Güncelleme Tarihi:
Davanın bugünkü duruşmasında, Kara Havacı Yarbay Alp Kaya, Jandarma Ordu Donatım Yarbay Nedim Kılıç ve emekli Yüksek Mühendis Albay İlhami Güler tanık olarak ifade verdi.
Yarbay Alp Kaya, Eğitim ve Doktrin Komutanlığında görevli iken, burada görevli olan sanık Dönmez ile tanıştıklarını belirterek, “Dava konusu malzemelere ilişkin bilgileri basından öğrendiğini, bunun dışında bu konuyla ilgili görgüye dayalı bir bilgisinin bulunmadığını” söyledi.
Dönmez ile ailece de görüştüklerini kaydeden Kaya, iki ya da üç kez ailesiyle birlikte Yarbay Dönmez'in Sapanca'daki evine gittiklerini, evin bodrum katıyla ilgili bir bilgisinin bulunmadığını belirtti.
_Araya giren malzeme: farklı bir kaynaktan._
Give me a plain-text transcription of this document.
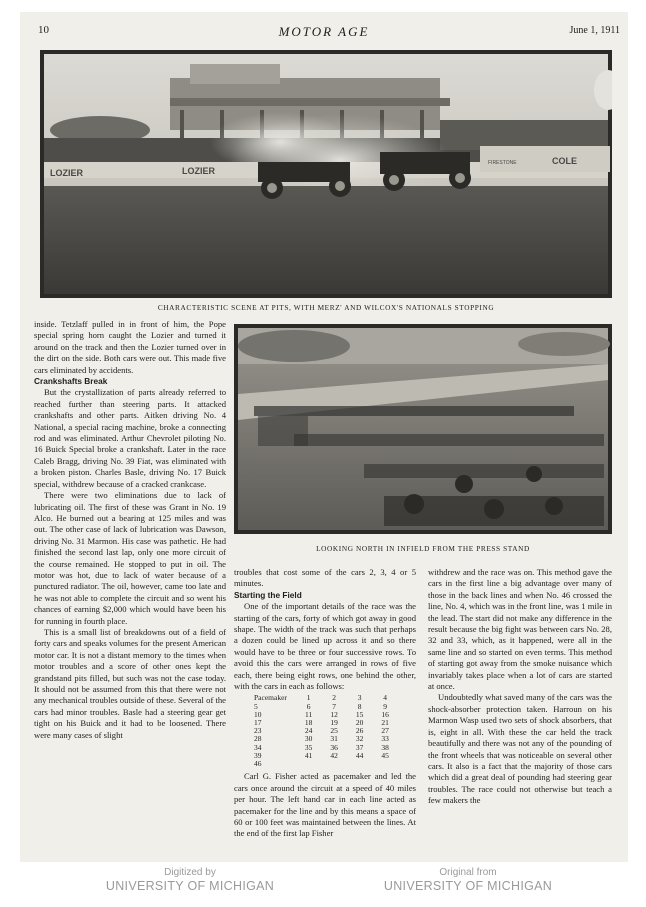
10	MOTOR AGE	June 1, 1911
LOZIER	LOZIER
COLE
FIRESTONE
CHARACTERISTIC SCENE AT PITS, WITH MERZ' AND WILCOX'S NATIONALS STOPPING
LOOKING NORTH IN INFIELD FROM THE PRESS STAND

inside. Tetzlaff pulled in in front of him, the Pope special spring horn caught the Lozier and turned it around on the track and then the Lozier turned over in the dirt on the side. Both cars were out. This made five cars eliminated by accidents.

Crankshafts Break

But the crystallization of parts already referred to reached further than steering parts. It attacked crankshafts and other parts. Aitken driving No. 4 National, a special racing machine, broke a connecting rod and was eliminated. Arthur Chevrolet piloting No. 16 Buick Special broke a crankshaft. Later in the race Caleb Bragg, driving No. 39 Fiat, was eliminated with a broken piston. Charles Basle, driving No. 17 Buick special, withdrew because of a cracked crankcase.

There were two eliminations due to lack of lubricating oil. The first of these was Grant in No. 19 Alco. He burned out a bearing at 125 miles and was out. The other case of lack of lubrication was Dawson, driving No. 31 Marmon. His case was pathetic. He had finished the second last lap, only one more circuit of the course remained. He stopped to put in oil. The motor was hot, due to lack of water because of a punctured radiator. The oil, however, came too late and he was not able to complete the circuit and so went his chances of earning $2,000 which would have been his for running in fourth place.

This is a small list of breakdowns out of a field of forty cars and speaks volumes for the present American motor car. It is not a distant memory to the times when motor troubles and a score of other ones kept the grandstand pits filled, but such was not the case today. It should not be assumed from this that there were not any mechanical troubles outside of these. Several of the cars had minor troubles. Basle had a steering gear get tight on his Buick and it had to be loosened. There were many cases of slight

troubles that cost some of the cars 2, 3, 4 or 5 minutes.

Starting the Field

One of the important details of the race was the starting of the cars, forty of which got away in good shape. The width of the track was such that perhaps a dozen could be lined up across it and so there would have to be three or four successive rows. To avoid this the cars were arranged in rows of five each, there being eight rows, one behind the other, with the cars in each as follows:

Pacemaker	1	2	3	4
5	6	7	8	9
10	11	12	15	16
17	18	19	20	21
23	24	25	26	27
28	30	31	32	33
34	35	36	37	38
39	41	42	44	45
46				

Carl G. Fisher acted as pacemaker and led the cars once around the circuit at a speed of 40 miles per hour. The left hand car in each line acted as pacemaker for the line and by this means a space of 60 or 100 feet was maintained between the lines. At the end of the first lap Fisher

withdrew and the race was on. This method gave the cars in the first line a big advantage over many of those in the back lines and when No. 46 crossed the line, No. 4, which was in the front line, was 1 mile in the lead. The start did not make any difference in the result because the big fight was between cars No. 28, 32 and 33, which, as it happened, were all in the same line and so started on even terms. This method of starting got away from the smoke nuisance which invariably takes place when a lot of cars are started at once.

Undoubtedly what saved many of the cars was the shock-absorber protection taken. Harroun on his Marmon Wasp used two sets of shock absorbers, that is, eight in all. With these the car held the track beautifully and there was not any of the pounding of the front wheels that was noticeable on several other cars. It also is a fact that the majority of those cars which did a great deal of pounding had steering gear troubles. The race could not otherwise but teach a few makers the

Digitized by
UNIVERSITY OF MICHIGAN
Original from
UNIVERSITY OF MICHIGAN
Duruşma Hakimi Binbaşı Cemil Çelik'in, “Nüfus cüzdanı suretinin, Sapanca'daki evde yapılan aramada orada bulunmuş. Bununla ilgili ne söyleyeceksiniz?” sorusu üzerine Yarbay Kaya, “Dönmez'in Sapanca'daki arazisinin bir kısmı ile kendisinin ve eşinin kooperatif hissesinin karşılıklı devri konusunda anlaştıklarını, nüfus cüzdanı suretini, devir işlemlerini yapması için Yarbay Dönmez'e verdiğini, ancak daha sonra bir takım problemler nedeniyle devir işleminin gerçekleşmediğini” kaydetti.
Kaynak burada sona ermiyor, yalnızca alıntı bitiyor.